Loaded W: torch.Size([101, 10000, 64]) (torch.bfloat16)
Loaded m: torch.Size([101, 10000, 64]) (torch.bfloat16)
Loaded v: torch.Size([101, 10000, 64]) (torch.bfloat16)


In [3]:
# Test at t=50
t = 50

# Apply bias correction to recorded m[t] and v[t]
# These are the states that were used to compute W[t]
m_hat = m[t] / (1 - BETA1**t)
v_hat = v[t] / (1 - BETA2**t)

# Compute update (all in bfloat16)
update = -LEARNING_RATE * m_hat / (torch.sqrt(v_hat) + EPS)

# Predicted W[t]
W_predicted = W[t-1] + update

# Actual W[t]
W_actual = W[t]

# Compare with tolerance for bfloat16 accumulated rounding
TOLERANCE = 1e-3  # Accumulated floating-point rounding margin
diff = (W_predicted - W_actual).to(torch.float32)
abs_diff = diff.abs()
within_tolerance = abs_diff < TOLERANCE

# Perfect bitwise match
exact_match = (W_predicted == W_actual)

print(f"\nSanity check at t={t}:")
print(f"  Perfect bitwise match: {exact_match.sum().item():,} / {exact_match.numel():,} ({100*exact_match.sum().item()/exact_match.numel():.2f}%)")
print(f"  Within tolerance (< {TOLERANCE:.0e}): {within_tolerance.sum().item():,} / {within_tolerance.numel():,} ({100*within_tolerance.sum().item()/within_tolerance.numel():.2f}%)")

print(f"\n  Error statistics:")
print(f"    Max absolute error: {abs_diff.max().item():.2e}")
print(f"    Mean absolute error: {abs_diff.mean().item():.2e}")
print(f"    Median absolute error: {abs_diff.median().item():.2e}")
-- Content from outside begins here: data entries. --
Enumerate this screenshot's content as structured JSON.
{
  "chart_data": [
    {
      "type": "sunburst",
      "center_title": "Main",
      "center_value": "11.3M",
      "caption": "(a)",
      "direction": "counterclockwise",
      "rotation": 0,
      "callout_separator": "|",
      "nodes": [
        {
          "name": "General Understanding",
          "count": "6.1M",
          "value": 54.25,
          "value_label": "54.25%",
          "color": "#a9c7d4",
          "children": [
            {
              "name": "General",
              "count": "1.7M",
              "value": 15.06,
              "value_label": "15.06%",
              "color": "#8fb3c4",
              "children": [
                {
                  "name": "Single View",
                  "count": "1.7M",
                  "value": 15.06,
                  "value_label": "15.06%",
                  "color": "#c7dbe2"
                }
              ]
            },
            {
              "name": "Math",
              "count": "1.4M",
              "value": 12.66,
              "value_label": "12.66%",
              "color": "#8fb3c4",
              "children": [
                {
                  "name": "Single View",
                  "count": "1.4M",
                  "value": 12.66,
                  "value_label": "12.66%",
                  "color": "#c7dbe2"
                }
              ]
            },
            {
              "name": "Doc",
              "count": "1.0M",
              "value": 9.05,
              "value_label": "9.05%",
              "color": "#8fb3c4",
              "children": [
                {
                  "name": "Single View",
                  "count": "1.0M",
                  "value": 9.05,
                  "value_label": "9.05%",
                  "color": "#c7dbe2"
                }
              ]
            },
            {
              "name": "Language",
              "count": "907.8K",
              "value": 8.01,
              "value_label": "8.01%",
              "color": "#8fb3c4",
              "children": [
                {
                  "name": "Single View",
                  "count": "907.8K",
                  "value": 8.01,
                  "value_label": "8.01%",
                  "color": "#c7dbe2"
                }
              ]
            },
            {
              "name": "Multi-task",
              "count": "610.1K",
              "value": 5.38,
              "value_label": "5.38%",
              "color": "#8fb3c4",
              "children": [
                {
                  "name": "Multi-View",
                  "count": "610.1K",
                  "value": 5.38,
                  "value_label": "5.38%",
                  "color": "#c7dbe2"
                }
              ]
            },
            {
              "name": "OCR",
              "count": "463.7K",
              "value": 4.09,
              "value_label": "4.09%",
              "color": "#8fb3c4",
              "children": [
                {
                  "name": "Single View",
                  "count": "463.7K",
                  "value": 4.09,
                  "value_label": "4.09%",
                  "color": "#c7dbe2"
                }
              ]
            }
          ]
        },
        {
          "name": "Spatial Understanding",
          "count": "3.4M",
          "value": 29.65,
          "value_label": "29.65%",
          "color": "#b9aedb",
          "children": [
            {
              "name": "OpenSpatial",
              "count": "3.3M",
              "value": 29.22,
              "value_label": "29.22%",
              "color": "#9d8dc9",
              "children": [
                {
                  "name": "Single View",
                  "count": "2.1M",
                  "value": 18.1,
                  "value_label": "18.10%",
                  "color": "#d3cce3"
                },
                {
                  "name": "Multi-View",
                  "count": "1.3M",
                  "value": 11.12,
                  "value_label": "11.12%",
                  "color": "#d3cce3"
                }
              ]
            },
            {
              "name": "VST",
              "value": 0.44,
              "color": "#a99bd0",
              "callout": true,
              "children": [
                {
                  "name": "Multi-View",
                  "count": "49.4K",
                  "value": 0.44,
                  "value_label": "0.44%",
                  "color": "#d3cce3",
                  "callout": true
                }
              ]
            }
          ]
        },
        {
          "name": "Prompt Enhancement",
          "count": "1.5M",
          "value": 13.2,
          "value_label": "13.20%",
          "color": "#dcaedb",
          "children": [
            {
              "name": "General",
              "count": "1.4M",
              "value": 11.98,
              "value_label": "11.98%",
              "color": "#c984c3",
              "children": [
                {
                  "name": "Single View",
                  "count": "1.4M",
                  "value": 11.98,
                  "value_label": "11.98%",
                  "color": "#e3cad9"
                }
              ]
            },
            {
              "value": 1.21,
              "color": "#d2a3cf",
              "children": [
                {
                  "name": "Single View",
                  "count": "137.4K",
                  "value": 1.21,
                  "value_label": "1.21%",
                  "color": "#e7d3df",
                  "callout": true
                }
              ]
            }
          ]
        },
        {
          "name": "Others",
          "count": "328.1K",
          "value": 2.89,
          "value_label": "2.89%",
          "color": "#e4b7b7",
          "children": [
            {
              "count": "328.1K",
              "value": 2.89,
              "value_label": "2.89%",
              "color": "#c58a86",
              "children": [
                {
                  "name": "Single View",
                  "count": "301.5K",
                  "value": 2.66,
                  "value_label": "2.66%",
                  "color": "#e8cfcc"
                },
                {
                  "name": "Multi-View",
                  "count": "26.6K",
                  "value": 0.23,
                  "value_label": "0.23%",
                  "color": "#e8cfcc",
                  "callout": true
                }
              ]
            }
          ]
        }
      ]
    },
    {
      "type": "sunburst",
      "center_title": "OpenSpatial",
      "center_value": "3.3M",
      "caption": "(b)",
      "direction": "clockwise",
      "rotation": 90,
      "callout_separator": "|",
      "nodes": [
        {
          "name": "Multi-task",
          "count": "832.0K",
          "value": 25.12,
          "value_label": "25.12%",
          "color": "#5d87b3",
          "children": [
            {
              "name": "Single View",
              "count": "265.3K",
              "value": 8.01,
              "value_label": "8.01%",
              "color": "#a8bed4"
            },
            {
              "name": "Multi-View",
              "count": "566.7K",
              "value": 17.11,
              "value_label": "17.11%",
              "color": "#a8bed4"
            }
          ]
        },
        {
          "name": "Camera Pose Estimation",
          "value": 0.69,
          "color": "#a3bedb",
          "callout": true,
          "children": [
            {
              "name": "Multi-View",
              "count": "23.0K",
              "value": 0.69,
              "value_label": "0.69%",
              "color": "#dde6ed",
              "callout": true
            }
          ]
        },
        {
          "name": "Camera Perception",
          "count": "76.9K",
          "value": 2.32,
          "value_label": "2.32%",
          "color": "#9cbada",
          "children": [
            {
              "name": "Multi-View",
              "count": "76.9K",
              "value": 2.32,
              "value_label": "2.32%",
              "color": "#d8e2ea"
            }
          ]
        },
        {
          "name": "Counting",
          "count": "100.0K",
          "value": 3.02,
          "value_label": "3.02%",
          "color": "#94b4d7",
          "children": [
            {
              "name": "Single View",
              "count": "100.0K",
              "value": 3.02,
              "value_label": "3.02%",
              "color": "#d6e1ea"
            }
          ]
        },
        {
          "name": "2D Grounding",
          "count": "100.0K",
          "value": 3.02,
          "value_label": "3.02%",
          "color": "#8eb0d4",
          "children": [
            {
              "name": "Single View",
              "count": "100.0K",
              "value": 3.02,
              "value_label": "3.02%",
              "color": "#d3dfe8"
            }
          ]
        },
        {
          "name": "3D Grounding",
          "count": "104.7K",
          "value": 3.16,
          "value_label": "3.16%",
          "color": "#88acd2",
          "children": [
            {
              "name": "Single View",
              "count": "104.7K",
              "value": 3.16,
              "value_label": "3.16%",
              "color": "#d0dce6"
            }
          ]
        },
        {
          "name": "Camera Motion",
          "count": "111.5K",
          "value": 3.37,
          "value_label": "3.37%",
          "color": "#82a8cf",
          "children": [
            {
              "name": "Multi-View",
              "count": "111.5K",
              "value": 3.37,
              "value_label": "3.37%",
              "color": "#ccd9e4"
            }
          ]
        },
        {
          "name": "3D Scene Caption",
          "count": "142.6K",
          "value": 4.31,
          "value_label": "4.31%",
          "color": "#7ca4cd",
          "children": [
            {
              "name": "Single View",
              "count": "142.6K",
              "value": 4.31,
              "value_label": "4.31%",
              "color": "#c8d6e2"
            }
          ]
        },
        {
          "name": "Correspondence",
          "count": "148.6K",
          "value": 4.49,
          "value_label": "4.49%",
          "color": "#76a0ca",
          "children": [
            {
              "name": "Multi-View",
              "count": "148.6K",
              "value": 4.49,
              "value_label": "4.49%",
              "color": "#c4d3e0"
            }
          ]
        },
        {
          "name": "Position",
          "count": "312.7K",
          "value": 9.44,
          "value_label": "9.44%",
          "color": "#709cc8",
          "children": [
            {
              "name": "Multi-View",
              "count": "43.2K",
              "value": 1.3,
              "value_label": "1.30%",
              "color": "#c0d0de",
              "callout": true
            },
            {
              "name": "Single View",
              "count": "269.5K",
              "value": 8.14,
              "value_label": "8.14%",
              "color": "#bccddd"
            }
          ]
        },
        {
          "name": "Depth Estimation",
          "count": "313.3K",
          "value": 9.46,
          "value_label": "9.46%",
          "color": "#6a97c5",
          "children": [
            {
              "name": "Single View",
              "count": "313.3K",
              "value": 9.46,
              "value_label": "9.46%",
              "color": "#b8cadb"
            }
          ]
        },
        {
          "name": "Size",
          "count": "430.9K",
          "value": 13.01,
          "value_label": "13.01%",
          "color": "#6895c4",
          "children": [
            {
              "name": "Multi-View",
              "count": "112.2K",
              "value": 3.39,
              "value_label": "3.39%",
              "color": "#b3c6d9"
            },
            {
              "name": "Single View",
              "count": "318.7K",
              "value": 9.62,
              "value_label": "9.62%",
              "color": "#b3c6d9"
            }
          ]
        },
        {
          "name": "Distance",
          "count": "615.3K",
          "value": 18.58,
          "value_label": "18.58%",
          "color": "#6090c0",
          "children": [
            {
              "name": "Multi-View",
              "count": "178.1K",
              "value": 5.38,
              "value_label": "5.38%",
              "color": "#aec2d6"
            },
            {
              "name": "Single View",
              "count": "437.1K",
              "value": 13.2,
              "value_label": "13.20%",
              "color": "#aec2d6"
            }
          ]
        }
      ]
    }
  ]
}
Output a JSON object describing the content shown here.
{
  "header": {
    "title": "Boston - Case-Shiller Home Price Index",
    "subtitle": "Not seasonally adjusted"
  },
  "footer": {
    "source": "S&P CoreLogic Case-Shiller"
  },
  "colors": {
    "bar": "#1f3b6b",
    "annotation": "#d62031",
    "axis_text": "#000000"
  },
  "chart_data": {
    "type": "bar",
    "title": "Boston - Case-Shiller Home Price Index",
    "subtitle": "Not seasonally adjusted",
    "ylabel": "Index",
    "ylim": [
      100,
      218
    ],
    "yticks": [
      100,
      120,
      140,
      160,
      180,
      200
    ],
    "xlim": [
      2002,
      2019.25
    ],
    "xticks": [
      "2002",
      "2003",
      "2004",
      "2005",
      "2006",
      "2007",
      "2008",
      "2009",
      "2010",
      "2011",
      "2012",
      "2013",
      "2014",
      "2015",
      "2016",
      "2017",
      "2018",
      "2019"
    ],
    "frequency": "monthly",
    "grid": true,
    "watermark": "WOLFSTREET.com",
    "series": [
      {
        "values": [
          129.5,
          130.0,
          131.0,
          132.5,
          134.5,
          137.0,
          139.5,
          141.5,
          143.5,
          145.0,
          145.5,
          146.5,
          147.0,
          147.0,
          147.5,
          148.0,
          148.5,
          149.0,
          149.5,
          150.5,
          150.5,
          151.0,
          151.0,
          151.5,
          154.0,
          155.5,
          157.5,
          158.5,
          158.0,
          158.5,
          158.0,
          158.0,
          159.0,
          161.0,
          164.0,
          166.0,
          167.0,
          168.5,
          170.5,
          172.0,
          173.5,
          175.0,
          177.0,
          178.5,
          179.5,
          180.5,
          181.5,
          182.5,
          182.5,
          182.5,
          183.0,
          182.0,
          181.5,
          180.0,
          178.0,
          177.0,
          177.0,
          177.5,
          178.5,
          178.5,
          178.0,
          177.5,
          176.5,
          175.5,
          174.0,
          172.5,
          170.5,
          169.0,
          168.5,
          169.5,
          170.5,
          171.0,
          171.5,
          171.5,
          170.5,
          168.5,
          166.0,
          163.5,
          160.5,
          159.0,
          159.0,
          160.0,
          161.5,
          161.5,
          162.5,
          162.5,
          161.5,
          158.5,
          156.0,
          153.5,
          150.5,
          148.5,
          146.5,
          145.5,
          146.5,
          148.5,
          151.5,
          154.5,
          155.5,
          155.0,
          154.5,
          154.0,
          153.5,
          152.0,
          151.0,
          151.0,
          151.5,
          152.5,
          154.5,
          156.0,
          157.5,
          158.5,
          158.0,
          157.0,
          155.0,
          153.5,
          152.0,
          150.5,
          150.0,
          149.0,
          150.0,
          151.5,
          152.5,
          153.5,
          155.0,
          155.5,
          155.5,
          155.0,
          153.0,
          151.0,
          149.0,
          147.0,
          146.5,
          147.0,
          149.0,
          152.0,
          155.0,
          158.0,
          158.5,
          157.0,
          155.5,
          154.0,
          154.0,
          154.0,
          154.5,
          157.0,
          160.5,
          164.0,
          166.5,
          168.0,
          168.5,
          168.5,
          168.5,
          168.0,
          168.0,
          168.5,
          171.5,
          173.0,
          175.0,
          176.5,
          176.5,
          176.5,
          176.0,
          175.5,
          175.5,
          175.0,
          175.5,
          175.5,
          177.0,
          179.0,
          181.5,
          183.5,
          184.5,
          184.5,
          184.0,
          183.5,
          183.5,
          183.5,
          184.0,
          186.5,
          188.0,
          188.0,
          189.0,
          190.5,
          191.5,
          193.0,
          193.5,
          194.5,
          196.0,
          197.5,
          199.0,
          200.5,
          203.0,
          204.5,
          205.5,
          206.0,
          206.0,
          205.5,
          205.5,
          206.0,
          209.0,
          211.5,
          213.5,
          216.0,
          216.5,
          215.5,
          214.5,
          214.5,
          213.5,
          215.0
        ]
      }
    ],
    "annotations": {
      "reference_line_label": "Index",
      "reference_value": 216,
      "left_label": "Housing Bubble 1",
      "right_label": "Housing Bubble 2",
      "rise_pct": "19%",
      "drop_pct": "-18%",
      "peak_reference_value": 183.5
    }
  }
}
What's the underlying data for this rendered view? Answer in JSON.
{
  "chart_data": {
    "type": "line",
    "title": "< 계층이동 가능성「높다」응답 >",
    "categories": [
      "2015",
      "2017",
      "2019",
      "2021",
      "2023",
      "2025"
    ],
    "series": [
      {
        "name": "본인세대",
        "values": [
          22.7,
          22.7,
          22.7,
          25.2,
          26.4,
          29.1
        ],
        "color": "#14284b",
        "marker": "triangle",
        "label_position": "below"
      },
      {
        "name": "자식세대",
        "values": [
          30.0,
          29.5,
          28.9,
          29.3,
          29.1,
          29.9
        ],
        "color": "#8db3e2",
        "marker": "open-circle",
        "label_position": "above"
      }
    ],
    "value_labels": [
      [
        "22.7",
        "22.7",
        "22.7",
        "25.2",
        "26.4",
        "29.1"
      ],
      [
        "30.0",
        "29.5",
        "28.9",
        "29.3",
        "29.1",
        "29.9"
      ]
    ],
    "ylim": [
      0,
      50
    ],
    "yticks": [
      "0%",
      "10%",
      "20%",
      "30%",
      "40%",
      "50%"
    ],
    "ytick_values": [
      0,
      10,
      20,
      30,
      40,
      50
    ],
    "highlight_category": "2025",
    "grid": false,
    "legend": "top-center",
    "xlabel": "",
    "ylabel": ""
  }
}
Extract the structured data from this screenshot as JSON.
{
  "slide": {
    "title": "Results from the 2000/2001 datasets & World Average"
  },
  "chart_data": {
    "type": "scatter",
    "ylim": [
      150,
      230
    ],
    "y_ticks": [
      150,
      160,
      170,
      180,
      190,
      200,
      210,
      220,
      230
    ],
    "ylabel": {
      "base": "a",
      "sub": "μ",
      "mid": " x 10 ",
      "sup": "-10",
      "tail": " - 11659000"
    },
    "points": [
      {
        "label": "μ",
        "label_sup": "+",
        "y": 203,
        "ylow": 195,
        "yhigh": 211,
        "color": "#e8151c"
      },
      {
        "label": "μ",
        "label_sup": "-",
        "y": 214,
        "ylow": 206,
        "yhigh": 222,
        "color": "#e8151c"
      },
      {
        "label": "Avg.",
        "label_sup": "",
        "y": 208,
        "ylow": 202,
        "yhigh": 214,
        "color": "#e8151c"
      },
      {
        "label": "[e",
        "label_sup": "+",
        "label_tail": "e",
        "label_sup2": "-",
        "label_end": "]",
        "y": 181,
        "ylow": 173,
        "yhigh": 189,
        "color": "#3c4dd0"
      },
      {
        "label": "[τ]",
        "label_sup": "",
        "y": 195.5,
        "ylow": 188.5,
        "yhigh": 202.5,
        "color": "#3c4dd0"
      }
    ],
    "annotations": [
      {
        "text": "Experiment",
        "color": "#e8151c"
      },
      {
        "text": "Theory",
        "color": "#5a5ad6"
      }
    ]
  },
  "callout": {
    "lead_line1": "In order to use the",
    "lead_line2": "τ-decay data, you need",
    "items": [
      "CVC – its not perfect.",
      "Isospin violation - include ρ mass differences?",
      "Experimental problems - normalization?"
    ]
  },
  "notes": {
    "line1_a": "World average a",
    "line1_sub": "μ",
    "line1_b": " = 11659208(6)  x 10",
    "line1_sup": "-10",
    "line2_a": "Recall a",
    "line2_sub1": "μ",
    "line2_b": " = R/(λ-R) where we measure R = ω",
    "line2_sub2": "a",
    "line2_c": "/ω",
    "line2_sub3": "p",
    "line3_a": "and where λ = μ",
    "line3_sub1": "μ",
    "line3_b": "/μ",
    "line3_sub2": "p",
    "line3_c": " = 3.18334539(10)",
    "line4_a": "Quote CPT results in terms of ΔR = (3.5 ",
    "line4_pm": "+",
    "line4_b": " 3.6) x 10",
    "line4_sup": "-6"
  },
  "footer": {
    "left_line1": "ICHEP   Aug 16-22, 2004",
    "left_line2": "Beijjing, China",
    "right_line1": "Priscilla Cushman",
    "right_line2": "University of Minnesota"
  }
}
if within_tolerance.all().item():
    print(f"\n✓ SUCCESS: Update rule validated!")
    print(f"  All elements within tolerance. Differences due to bfloat16 operation order and intermediate rounding.")
    print(f"  No systematic error in decomposition of ΔW into momentum and variance components.")
else:
    print(f"\n✗ FAILED: Some elements exceed tolerance.")
    outliers = ~within_tolerance
    print(f"  Outliers: {outliers.sum().item():,} elements")
    print(f"  Max outlier error: {abs_diff[outliers].max().item():.2e}")


Sanity check at t=50:
  Perfect bitwise match: 627,873 / 640,000 (98.11%)
  Within tolerance (< 1e-03): 640,000 / 640,000 (100.00%)

  Error statistics:
    Max absolute error: 4.88e-04
    Mean absolute error: 9.63e-07
    Median absolute error: 0.00e+00

✓ SUCCESS: Update rule validated!
  All elements within tolerance. Differences due to bfloat16 operation order and intermediate rounding.
  No systematic error in decomposition of ΔW into momentum and variance components.